The other strange thing about Alphabet. Alphabets. is that nearly every song sounds like it should close the album. There's a feeling of winding down for these songs, a sense of decrescendo with the songs landing in the nearly 4-to-5-minute range. The band includes Led Zeppelin / Pink Floyd-via-modern emo rock riffs in "Artist. Artists.;" anyone familiar with Boys Night Out's "Dying" will know exactly what I'm talking about. "Absolute. Absolutes." speaks of "crickets dying in the snow" and segues to "Alchemist. Alchemists." with a dramatic, up-tempo piano cross-section; the latter song adds layers and layers before a soft breakdown and the same piano. "Alligator. Alligators." is, at over 7 minutes, the longest track here, but placed at 12 of the 16 tracks; it's also Jones' customary Conor Oberst pose, one he's done on past efforts mindblowingly and done in a more complete fashion here with wandering piano strokes, acoustic flourishes, classically dramatic strings and riffs placed dissonantly in the background (not to mention a number of voice mails from an apparent [ex-?]girlfriend). The CD officially winds down after, rather timidly; the song lengths in order go 1:08, 3:16, 2:32, and 0:39.
Various instrumentation poses throughout, but its best use seems to be in "Addict. Addicts.." Bizarre horns wail subtly through, sounding like something off Cursive's forthcoming venture. Quiet and tasteful strings are used on a few songs, as well.
It does seem like the band is still a little perverted. A song on the band's EP of last year, Goodnight Alchemy, featured an entirely-too-long part involving a girl sexually moaning, while a few here carries on that same overly sexual manner. "Alchemist. Alchemists." provides the simulation of such an act, and while musically it presents those feelings very well, lyrically it feels like turning into the corner of a back alley suddenly upon a furiously masturbating hobo. "Assassin. Assassins." is downright vulgar, with a hip-hop verse taking it out and concluding "These situations got me cravin' the rush so much I want to reach out and touch, clutch your bullets, load your nuts, finger fuck the rust off your trigger, hear you hush chamber thrust then you bust." The style changeup is a welcome addition, in the least.

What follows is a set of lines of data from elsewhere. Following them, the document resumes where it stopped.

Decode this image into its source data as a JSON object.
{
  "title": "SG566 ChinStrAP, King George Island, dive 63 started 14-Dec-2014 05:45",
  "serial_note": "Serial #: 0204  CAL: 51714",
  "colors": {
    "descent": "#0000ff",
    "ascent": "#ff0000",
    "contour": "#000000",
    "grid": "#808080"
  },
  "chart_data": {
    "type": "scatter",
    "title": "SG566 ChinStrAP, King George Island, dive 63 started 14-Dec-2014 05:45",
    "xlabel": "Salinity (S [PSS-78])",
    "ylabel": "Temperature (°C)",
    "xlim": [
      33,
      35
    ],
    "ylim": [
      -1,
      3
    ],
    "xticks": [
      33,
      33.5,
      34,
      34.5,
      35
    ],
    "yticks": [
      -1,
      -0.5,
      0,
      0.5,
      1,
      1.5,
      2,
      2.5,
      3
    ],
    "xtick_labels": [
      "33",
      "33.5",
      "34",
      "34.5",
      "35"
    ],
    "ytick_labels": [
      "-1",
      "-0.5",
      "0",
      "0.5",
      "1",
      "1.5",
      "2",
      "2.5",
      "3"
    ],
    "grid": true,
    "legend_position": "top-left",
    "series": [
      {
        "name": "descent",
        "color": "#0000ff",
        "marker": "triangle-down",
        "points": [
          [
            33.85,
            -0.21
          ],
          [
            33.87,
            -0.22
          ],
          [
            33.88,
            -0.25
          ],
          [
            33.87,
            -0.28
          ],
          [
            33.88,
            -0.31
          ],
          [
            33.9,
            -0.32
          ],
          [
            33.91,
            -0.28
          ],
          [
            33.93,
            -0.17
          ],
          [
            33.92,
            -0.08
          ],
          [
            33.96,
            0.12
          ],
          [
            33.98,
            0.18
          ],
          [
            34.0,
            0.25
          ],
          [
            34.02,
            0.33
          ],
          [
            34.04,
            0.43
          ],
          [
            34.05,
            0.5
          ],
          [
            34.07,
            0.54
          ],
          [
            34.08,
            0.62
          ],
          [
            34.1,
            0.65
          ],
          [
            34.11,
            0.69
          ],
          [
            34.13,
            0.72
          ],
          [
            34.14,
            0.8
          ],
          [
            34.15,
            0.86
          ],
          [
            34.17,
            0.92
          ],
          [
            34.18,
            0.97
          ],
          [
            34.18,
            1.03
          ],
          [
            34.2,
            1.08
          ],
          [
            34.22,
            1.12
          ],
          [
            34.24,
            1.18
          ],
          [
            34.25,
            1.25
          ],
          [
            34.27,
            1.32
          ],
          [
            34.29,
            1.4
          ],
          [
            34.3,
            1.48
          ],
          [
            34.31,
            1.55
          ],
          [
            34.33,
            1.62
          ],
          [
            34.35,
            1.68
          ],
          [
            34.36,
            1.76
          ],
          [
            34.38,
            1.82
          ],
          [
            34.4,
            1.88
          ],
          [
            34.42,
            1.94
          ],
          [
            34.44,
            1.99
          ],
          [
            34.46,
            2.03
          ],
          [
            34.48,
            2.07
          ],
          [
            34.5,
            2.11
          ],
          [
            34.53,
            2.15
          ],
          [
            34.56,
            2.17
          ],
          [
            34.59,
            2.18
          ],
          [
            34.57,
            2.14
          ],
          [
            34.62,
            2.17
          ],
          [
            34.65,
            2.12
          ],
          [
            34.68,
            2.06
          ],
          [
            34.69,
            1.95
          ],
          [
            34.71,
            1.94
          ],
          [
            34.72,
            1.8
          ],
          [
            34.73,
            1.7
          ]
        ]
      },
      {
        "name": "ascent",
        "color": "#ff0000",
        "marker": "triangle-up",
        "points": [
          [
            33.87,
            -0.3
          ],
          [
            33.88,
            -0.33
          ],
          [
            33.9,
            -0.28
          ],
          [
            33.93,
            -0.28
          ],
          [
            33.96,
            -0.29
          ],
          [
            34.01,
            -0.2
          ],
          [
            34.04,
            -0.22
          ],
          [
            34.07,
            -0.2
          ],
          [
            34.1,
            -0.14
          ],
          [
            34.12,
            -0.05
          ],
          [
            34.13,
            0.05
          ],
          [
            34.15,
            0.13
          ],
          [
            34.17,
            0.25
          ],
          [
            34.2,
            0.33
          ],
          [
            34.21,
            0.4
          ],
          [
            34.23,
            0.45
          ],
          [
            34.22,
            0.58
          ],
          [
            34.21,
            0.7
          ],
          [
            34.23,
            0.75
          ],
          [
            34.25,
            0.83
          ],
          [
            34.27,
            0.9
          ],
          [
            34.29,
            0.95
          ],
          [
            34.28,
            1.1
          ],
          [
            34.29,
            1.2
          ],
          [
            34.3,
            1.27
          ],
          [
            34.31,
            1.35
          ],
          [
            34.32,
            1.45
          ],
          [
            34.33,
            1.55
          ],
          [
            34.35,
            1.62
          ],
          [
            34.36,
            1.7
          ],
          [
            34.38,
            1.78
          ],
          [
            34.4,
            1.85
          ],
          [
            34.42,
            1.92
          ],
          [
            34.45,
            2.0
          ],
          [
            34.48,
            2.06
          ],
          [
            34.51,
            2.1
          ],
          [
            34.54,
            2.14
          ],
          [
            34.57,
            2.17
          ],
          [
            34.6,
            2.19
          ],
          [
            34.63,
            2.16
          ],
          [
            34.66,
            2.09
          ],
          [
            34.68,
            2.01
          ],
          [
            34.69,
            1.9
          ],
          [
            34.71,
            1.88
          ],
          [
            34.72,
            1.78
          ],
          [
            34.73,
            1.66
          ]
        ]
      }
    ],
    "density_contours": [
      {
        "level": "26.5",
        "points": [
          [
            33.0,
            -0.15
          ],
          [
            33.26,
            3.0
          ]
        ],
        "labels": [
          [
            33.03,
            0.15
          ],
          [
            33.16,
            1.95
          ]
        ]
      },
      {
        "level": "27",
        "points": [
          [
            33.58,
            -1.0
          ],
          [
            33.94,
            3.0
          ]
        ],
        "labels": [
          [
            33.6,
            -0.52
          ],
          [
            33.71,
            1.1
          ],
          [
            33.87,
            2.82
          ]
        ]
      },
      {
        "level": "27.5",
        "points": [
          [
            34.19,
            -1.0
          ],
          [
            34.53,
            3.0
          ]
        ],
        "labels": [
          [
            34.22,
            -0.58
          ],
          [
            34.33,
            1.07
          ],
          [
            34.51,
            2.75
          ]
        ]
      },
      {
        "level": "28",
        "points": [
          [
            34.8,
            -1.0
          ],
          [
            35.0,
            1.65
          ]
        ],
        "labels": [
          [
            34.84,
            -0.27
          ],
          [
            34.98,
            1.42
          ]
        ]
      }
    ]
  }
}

However, besides a lazy rhyme about green eggs and ham, the band's lyrical ability usually out-legs those few missteps. "Apparition. Apparitions." cleverly tells a story of a sour relationship from its violent end to peaceful, happy beginning. "Assistant. Assistants." recounts not so subtly, but refreshingly honestly, of the members' younger days involving basement drug sessions and forecasting of the future. This song is also where their metafiction starts; it was certainly a trait of the band in the past and has hardly washed away here, especially with a line like "'Jerry's lost his mind again; he's way too self-indulgent.'"
The one major problem here is that while the songs are particularly intriguing while listening, it's quite hard to decide what to make of them afterwards. Few parts stick out and memorability is at a premium. The band has certainly progressed their style admirably, but haven't quite mastered the potential of their songwriting yet.
So while Alphabet. Alphabets. is a little short on memorability and plenty full of sporadic song lengths and occasional overextensions, it's hard not to appreciate the thought and efforts to transform a style disgustingly raped in recent times. The band is still well early in their careers as well, and it's likely their songcraft will be well realized by the next stay in the studio.